Hong Kong’s financial authorities said yesterday that they are investigating Swiss bank UBS over possible misconduct related to the Asian financial center’s benchmark interest rate.
The announcement by the Hong Kong Monetary Authority, the city’s de facto central bank, comes a day after UBS agreed to pay US$1.5 billion in fines for trying to manipulate a key interest rate affecting borrowers globally.
The authority said on its Web site that it has launched a probe to determine whether there was any wrongdoing by UBS when it submitted information used to set the Hong Kong Interbank Offered Rate.
It will also try to find out if the misconduct had any “material impact” on setting the rate, known as HIBOR.

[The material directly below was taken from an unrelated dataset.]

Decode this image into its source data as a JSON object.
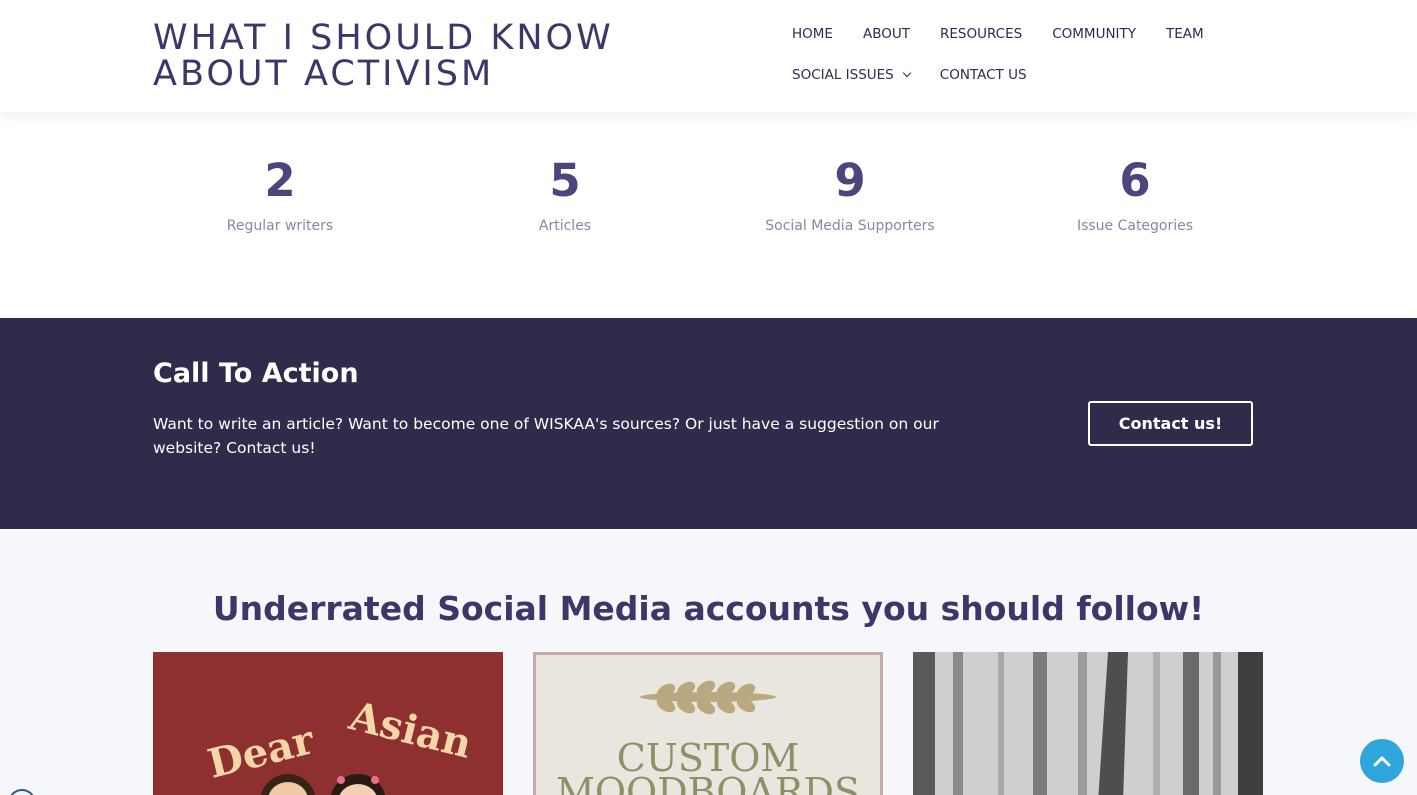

The authority said it was tipped off by other regulatory authorities about the possible misconduct involving the rate and other key ones in the region.
UBS said in an e-mailed statement that it will “work closely with various regulatory authorities to resolve issues relating to the setting of certain global benchmark interest rates,” but would not comment further because it is in “active discussions with these authorities.”
On Wednesday, UBS agreed to pay US$1.5 billion in fines in a settlement with US, British and Swiss regulators. The bank said some of its employees tried to rig the LIBOR rate, short for London Interbank Offered Rate, in several currencies.
LIBOR is set daily using information that banks provide and is used to price trillions of dollars in contracts around the world, including mortgages and credit cards. HIBOR is used mainly by Asian lenders and borrowers.